Studio album by the Living End
- Released: 28 October 2003
- Recorded: 2003
- Studio: Ocean (Burbank, California)
- Genre: Punk rock; pop punk; alternative rock; electronic rock;
- Length: 49:43
- Label: EMI (2003); Reprise (2004);
- Producer: Mark Trombino

The Living End chronology
| Roll On (2000) | Modern Artillery (2003) | From Here on In (2004) |

= Modern Artillery =

Modern Artillery (stylized as MODERN ARTillery) is the third studio album by Australian punk rock band the Living End, released on 28 October 2003 internationally and on 2 March 2004 in the United States. It is the first album to feature drummer Andy Strachan, since Travis Demsey had left the band after their second album, Roll On.

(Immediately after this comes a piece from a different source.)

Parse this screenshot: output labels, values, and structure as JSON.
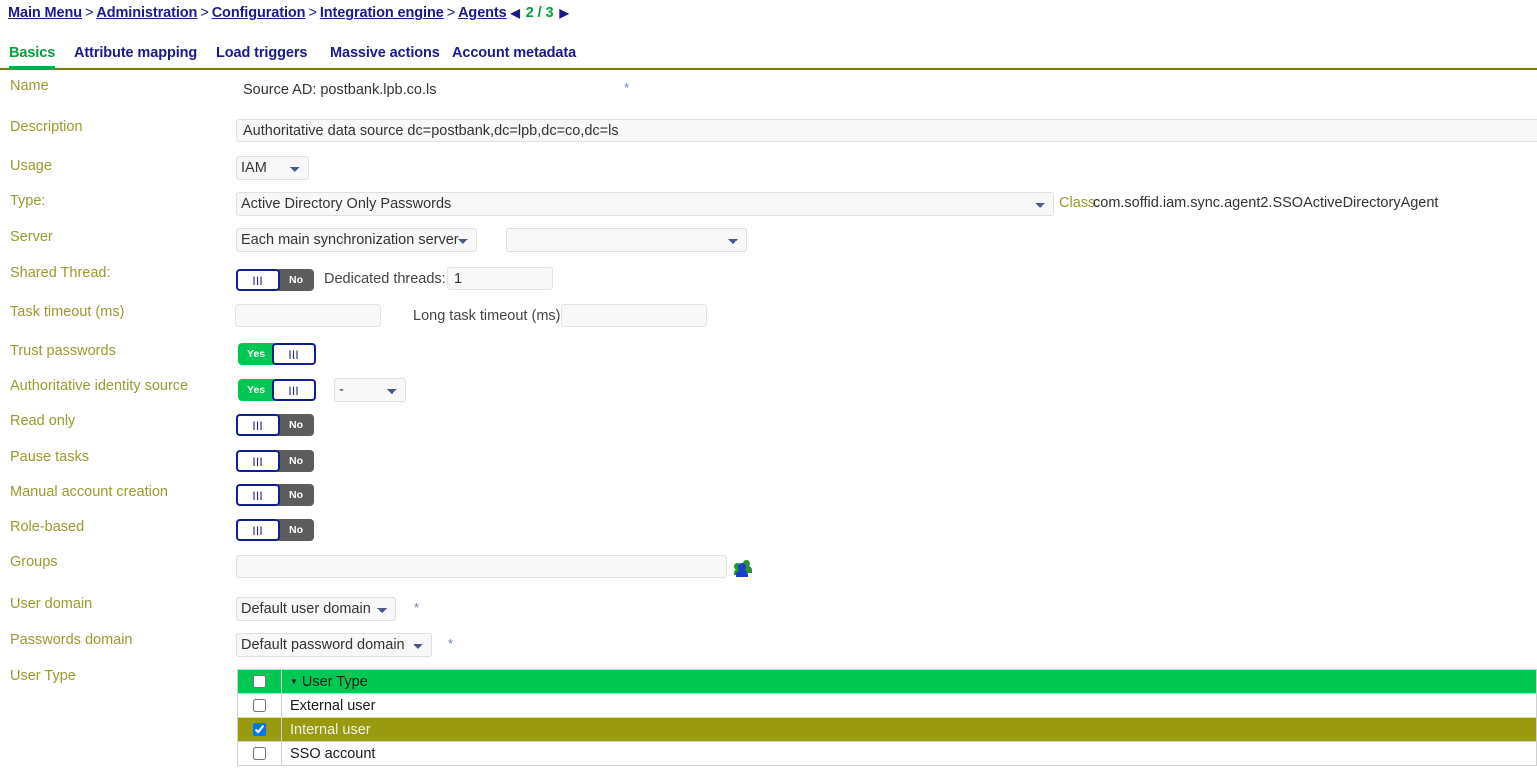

The song "Who's Gonna Save Us?" was released as a single and appeared in commercials for the documentary film Fahrenheit 9/11. "End of the World" is featured on the soundtrack for the video game Tony Hawk's Underground 2.

ARIA publicised that the album had officially achieved platinum status in Australia in November 2007.

==Track listing==

- On vinyl releases of the album, the tracks "One Said to the Other" and "Tabloid Magazine" are swapped.

Modern Artillery track listing
| No. | Title | Length |
|---|---|---|
| 1. | "What Would You Do?" (Scott Owen) | 1:28 |
| 2. | "One Said to the Other" | 2:46 |
| 3. | "Who's Gonna Save Us?" | 3:21 |
| 4. | "End of the World" | 3:36 |
| 5. | "Jimmy" | 3:29 |
| 6. | "Tabloid Magazine" | 3:21 |
| 7. | "In the End" | 4:16 |
| 8. | "Maitland Street" | 4:07 |
| 9. | "Putting You Down" | 3:47 |
| 10. | "Short Notice" (Owen, Cheney, Andy Strachan) | 2:43 |
| 11. | "So What?" | 2:58 |
| 12. | "Rising Up from the Ashes" | 3:16 |
| 13. | "Hold Up" | 2:28 |
| 14. | "The Room" | 8:07 |
| Total length: |  | 49:43 |

===Bonus DVD===
Released as a limited edition bonus DVD with the Australian version of the album, it includes six live tracks from Splendour in the Grass 2003, as well as backstage footage. All tracks were recorded live at Splendour in the Grass, Byron Bay, Australia.

1. "Roll On"
2. "Save the Day"
3. "Carry Me Home"
4. "West End Riot"
5. "E-Boogie"
6. "Second Solution"

==Singles==
- "One Said to the Other" (2003) – #19 Australia, Triple J Hottest 100, 2002 #52
- "Who's Gonna Save Us?" (2003) – #37 Australia, Triple J Hottest 100, 2003 #23
- "Tabloid Magazine" (2003) – Triple J Hottest 100, 2003 #66

==Personnel==
- Chris Cheney – vocals, guitar
- Scott Owen – double bass, vocals
- Andy Strachan – drums

==Charts==

Chart performance for Modern Artillery
| Chart (2003) | Peak position |
|---|---|
| Australian Albums (ARIA) | 3 |
| New Zealand Albums (RMNZ) | 43 |

==Certifications==

Certifications for Modern Artillery
| Region | Certification | Certified units/sales |
| Australia (ARIA) | Platinum | 70,000^{^} |
^{^} Shipments figures based on certification alone.